Towaki Takikawa, CEO and co-founder of Outerport, on the rise of DevOps for LLMs

Interview
LLM deployment differs fundamentally from traditional software deployment because models are massive files
Analyzed 5 sources

The key change is that LLM deployment is becoming a data movement problem, not just a code shipping problem. In normal software delivery, the hard part is rolling out new code safely. In LLM systems, teams also have to fetch, stage, cache, and swap model weight files that can be tens of gigabytes, then fit them across CPU RAM and GPU memory before any request can run. That turns startup time, memory pressure, and artifact handling into first order infrastructure concerns.
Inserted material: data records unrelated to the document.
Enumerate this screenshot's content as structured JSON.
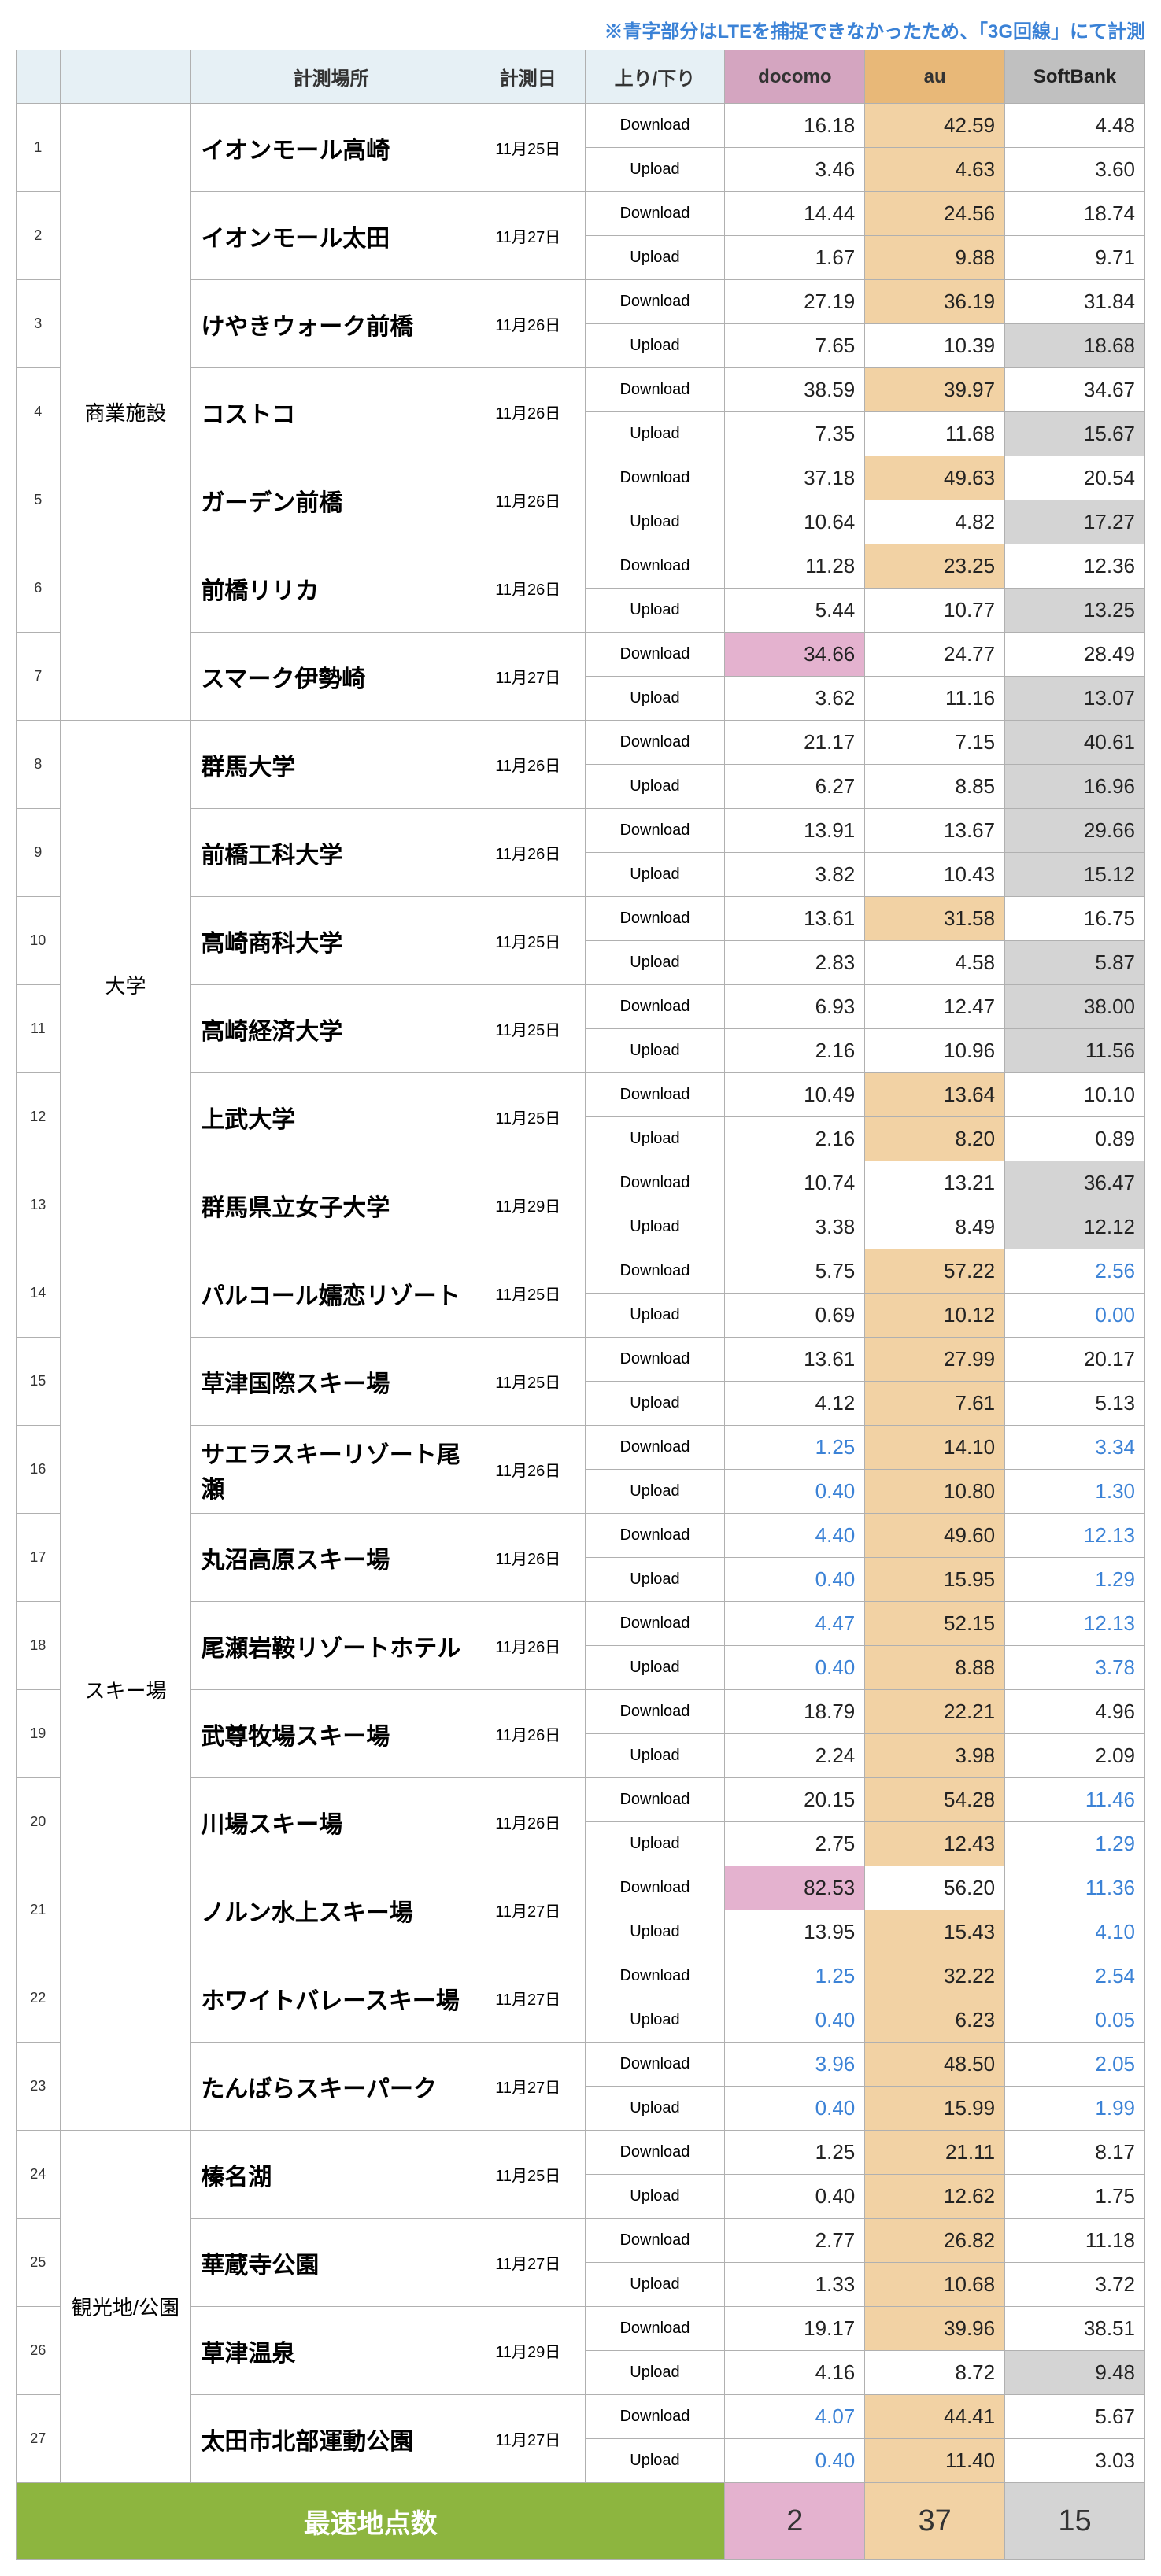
{
  "note": "※青字部分はLTEを捕捉できなかったため、「3G回線」にて計測",
  "headers": {
    "place": "計測場所",
    "date": "計測日",
    "direction": "上り/下り",
    "docomo": "docomo",
    "au": "au",
    "softbank": "SoftBank",
    "download": "Download",
    "upload": "Upload"
  },
  "colors": {
    "header_bg": "#e6f0f5",
    "docomo_hl": "#e4b2cf",
    "au_hl": "#f2d2a4",
    "sb_hl": "#d4d4d4",
    "footer_bg": "#8db53f",
    "blue_text": "#3b82d6"
  },
  "categories": [
    {
      "name": "商業施設",
      "rows": [
        {
          "idx": 1,
          "loc": "イオンモール高崎",
          "date": "11月25日",
          "dl": {
            "d": "16.18",
            "a": "42.59",
            "s": "4.48",
            "win": "au"
          },
          "ul": {
            "d": "3.46",
            "a": "4.63",
            "s": "3.60",
            "win": "au"
          }
        },
        {
          "idx": 2,
          "loc": "イオンモール太田",
          "date": "11月27日",
          "dl": {
            "d": "14.44",
            "a": "24.56",
            "s": "18.74",
            "win": "au"
          },
          "ul": {
            "d": "1.67",
            "a": "9.88",
            "s": "9.71",
            "win": "au"
          }
        },
        {
          "idx": 3,
          "loc": "けやきウォーク前橋",
          "date": "11月26日",
          "dl": {
            "d": "27.19",
            "a": "36.19",
            "s": "31.84",
            "win": "au"
          },
          "ul": {
            "d": "7.65",
            "a": "10.39",
            "s": "18.68",
            "win": "sb"
          }
        },
        {
          "idx": 4,
          "loc": "コストコ",
          "date": "11月26日",
          "dl": {
            "d": "38.59",
            "a": "39.97",
            "s": "34.67",
            "win": "au"
          },
          "ul": {
            "d": "7.35",
            "a": "11.68",
            "s": "15.67",
            "win": "sb"
          }
        },
        {
          "idx": 5,
          "loc": "ガーデン前橋",
          "date": "11月26日",
          "dl": {
            "d": "37.18",
            "a": "49.63",
            "s": "20.54",
            "win": "au"
          },
          "ul": {
            "d": "10.64",
            "a": "4.82",
            "s": "17.27",
            "win": "sb"
          }
        },
        {
          "idx": 6,
          "loc": "前橋リリカ",
          "date": "11月26日",
          "dl": {
            "d": "11.28",
            "a": "23.25",
            "s": "12.36",
            "win": "au"
          },
          "ul": {
            "d": "5.44",
            "a": "10.77",
            "s": "13.25",
            "win": "sb"
          }
        },
        {
          "idx": 7,
          "loc": "スマーク伊勢崎",
          "date": "11月27日",
          "dl": {
            "d": "34.66",
            "a": "24.77",
            "s": "28.49",
            "win": "docomo"
          },
          "ul": {
            "d": "3.62",
            "a": "11.16",
            "s": "13.07",
            "win": "sb"
          }
        }
      ]
    },
    {
      "name": "大学",
      "rows": [
        {
          "idx": 8,
          "loc": "群馬大学",
          "date": "11月26日",
          "dl": {
            "d": "21.17",
            "a": "7.15",
            "s": "40.61",
            "win": "sb"
          },
          "ul": {
            "d": "6.27",
            "a": "8.85",
            "s": "16.96",
            "win": "sb"
          }
        },
        {
          "idx": 9,
          "loc": "前橋工科大学",
          "date": "11月26日",
          "dl": {
            "d": "13.91",
            "a": "13.67",
            "s": "29.66",
            "win": "sb"
          },
          "ul": {
            "d": "3.82",
            "a": "10.43",
            "s": "15.12",
            "win": "sb"
          }
        },
        {
          "idx": 10,
          "loc": "高崎商科大学",
          "date": "11月25日",
          "dl": {
            "d": "13.61",
            "a": "31.58",
            "s": "16.75",
            "win": "au"
          },
          "ul": {
            "d": "2.83",
            "a": "4.58",
            "s": "5.87",
            "win": "sb"
          }
        },
        {
          "idx": 11,
          "loc": "高崎経済大学",
          "date": "11月25日",
          "dl": {
            "d": "6.93",
            "a": "12.47",
            "s": "38.00",
            "win": "sb"
          },
          "ul": {
            "d": "2.16",
            "a": "10.96",
            "s": "11.56",
            "win": "sb"
          }
        },
        {
          "idx": 12,
          "loc": "上武大学",
          "date": "11月25日",
          "dl": {
            "d": "10.49",
            "a": "13.64",
            "s": "10.10",
            "win": "au"
          },
          "ul": {
            "d": "2.16",
            "a": "8.20",
            "s": "0.89",
            "win": "au"
          }
        },
        {
          "idx": 13,
          "loc": "群馬県立女子大学",
          "date": "11月29日",
          "dl": {
            "d": "10.74",
            "a": "13.21",
            "s": "36.47",
            "win": "sb"
          },
          "ul": {
            "d": "3.38",
            "a": "8.49",
            "s": "12.12",
            "win": "sb"
          }
        }
      ]
    },
    {
      "name": "スキー場",
      "rows": [
        {
          "idx": 14,
          "loc": "パルコール嬬恋リゾート",
          "date": "11月25日",
          "dl": {
            "d": "5.75",
            "a": "57.22",
            "s": "2.56",
            "s_blue": true,
            "win": "au"
          },
          "ul": {
            "d": "0.69",
            "a": "10.12",
            "s": "0.00",
            "s_blue": true,
            "win": "au"
          }
        },
        {
          "idx": 15,
          "loc": "草津国際スキー場",
          "date": "11月25日",
          "dl": {
            "d": "13.61",
            "a": "27.99",
            "s": "20.17",
            "win": "au"
          },
          "ul": {
            "d": "4.12",
            "a": "7.61",
            "s": "5.13",
            "win": "au"
          }
        },
        {
          "idx": 16,
          "loc": "サエラスキーリゾート尾瀬",
          "date": "11月26日",
          "dl": {
            "d": "1.25",
            "d_blue": true,
            "a": "14.10",
            "s": "3.34",
            "s_blue": true,
            "win": "au"
          },
          "ul": {
            "d": "0.40",
            "d_blue": true,
            "a": "10.80",
            "s": "1.30",
            "s_blue": true,
            "win": "au"
          }
        },
        {
          "idx": 17,
          "loc": "丸沼高原スキー場",
          "date": "11月26日",
          "dl": {
            "d": "4.40",
            "d_blue": true,
            "a": "49.60",
            "s": "12.13",
            "s_blue": true,
            "win": "au"
          },
          "ul": {
            "d": "0.40",
            "d_blue": true,
            "a": "15.95",
            "s": "1.29",
            "s_blue": true,
            "win": "au"
          }
        },
        {
          "idx": 18,
          "loc": "尾瀬岩鞍リゾートホテル",
          "date": "11月26日",
          "dl": {
            "d": "4.47",
            "d_blue": true,
            "a": "52.15",
            "s": "12.13",
            "s_blue": true,
            "win": "au"
          },
          "ul": {
            "d": "0.40",
            "d_blue": true,
            "a": "8.88",
            "s": "3.78",
            "s_blue": true,
            "win": "au"
          }
        },
        {
          "idx": 19,
          "loc": "武尊牧場スキー場",
          "date": "11月26日",
          "dl": {
            "d": "18.79",
            "a": "22.21",
            "s": "4.96",
            "win": "au"
          },
          "ul": {
            "d": "2.24",
            "a": "3.98",
            "s": "2.09",
            "win": "au"
          }
        },
        {
          "idx": 20,
          "loc": "川場スキー場",
          "date": "11月26日",
          "dl": {
            "d": "20.15",
            "a": "54.28",
            "s": "11.46",
            "s_blue": true,
            "win": "au"
          },
          "ul": {
            "d": "2.75",
            "a": "12.43",
            "s": "1.29",
            "s_blue": true,
            "win": "au"
          }
        },
        {
          "idx": 21,
          "loc": "ノルン水上スキー場",
          "date": "11月27日",
          "dl": {
            "d": "82.53",
            "a": "56.20",
            "s": "11.36",
            "s_blue": true,
            "win": "docomo"
          },
          "ul": {
            "d": "13.95",
            "a": "15.43",
            "s": "4.10",
            "s_blue": true,
            "win": "au"
          }
        },
        {
          "idx": 22,
          "loc": "ホワイトバレースキー場",
          "date": "11月27日",
          "dl": {
            "d": "1.25",
            "d_blue": true,
            "a": "32.22",
            "s": "2.54",
            "s_blue": true,
            "win": "au"
          },
          "ul": {
            "d": "0.40",
            "d_blue": true,
            "a": "6.23",
            "s": "0.05",
            "s_blue": true,
            "win": "au"
          }
        },
        {
          "idx": 23,
          "loc": "たんばらスキーパーク",
          "date": "11月27日",
          "dl": {
            "d": "3.96",
            "d_blue": true,
            "a": "48.50",
            "s": "2.05",
            "s_blue": true,
            "win": "au"
          },
          "ul": {
            "d": "0.40",
            "d_blue": true,
            "a": "15.99",
            "s": "1.99",
            "s_blue": true,
            "win": "au"
          }
        }
      ]
    },
    {
      "name": "観光地/公園",
      "rows": [
        {
          "idx": 24,
          "loc": "榛名湖",
          "date": "11月25日",
          "dl": {
            "d": "1.25",
            "a": "21.11",
            "s": "8.17",
            "win": "au"
          },
          "ul": {
            "d": "0.40",
            "a": "12.62",
            "s": "1.75",
            "win": "au"
          }
        },
        {
          "idx": 25,
          "loc": "華蔵寺公園",
          "date": "11月27日",
          "dl": {
            "d": "2.77",
            "a": "26.82",
            "s": "11.18",
            "win": "au"
          },
          "ul": {
            "d": "1.33",
            "a": "10.68",
            "s": "3.72",
            "win": "au"
          }
        },
        {
          "idx": 26,
          "loc": "草津温泉",
          "date": "11月29日",
          "dl": {
            "d": "19.17",
            "a": "39.96",
            "s": "38.51",
            "win": "au"
          },
          "ul": {
            "d": "4.16",
            "a": "8.72",
            "s": "9.48",
            "win": "sb"
          }
        },
        {
          "idx": 27,
          "loc": "太田市北部運動公園",
          "date": "11月27日",
          "dl": {
            "d": "4.07",
            "d_blue": true,
            "a": "44.41",
            "s": "5.67",
            "win": "au"
          },
          "ul": {
            "d": "0.40",
            "d_blue": true,
            "a": "11.40",
            "s": "3.03",
            "win": "au"
          }
        }
      ]
    }
  ],
  "footer": {
    "label": "最速地点数",
    "docomo": "2",
    "au": "37",
    "softbank": "15"
  }
}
  • A small computer vision model like ResNet could be around 170MB, while a 7B LLM can be roughly 17GB. That size jump breaks assumptions built into normal container and rollout workflows, where images are expected to be relatively lightweight and fast to start.
  • The bottleneck is not only storage. Model weights often move from object storage to CPU memory, then again into GPU memory. Outerport’s wedge is a daemon that keeps weights warm in CPU memory and swaps them into GPUs faster, which cuts cold starts that can otherwise stretch toward a minute.
  • This is why the winners in LLM infrastructure split into layers. vLLM and TensorRT-LLM optimize runtime performance once a model is loaded, while tools like Outerport and Modal focus on orchestrating where models live, when they load, and how multi-model systems avoid paying that startup cost over and over.

The next phase of MLOps will look more like DevOps for fleets of large artifacts. As more enterprises run custom and self hosted models, the control point will shift toward systems that can do live model swaps, progressive rollouts, and compound AI orchestration without forcing every deployment to reload huge files from scratch.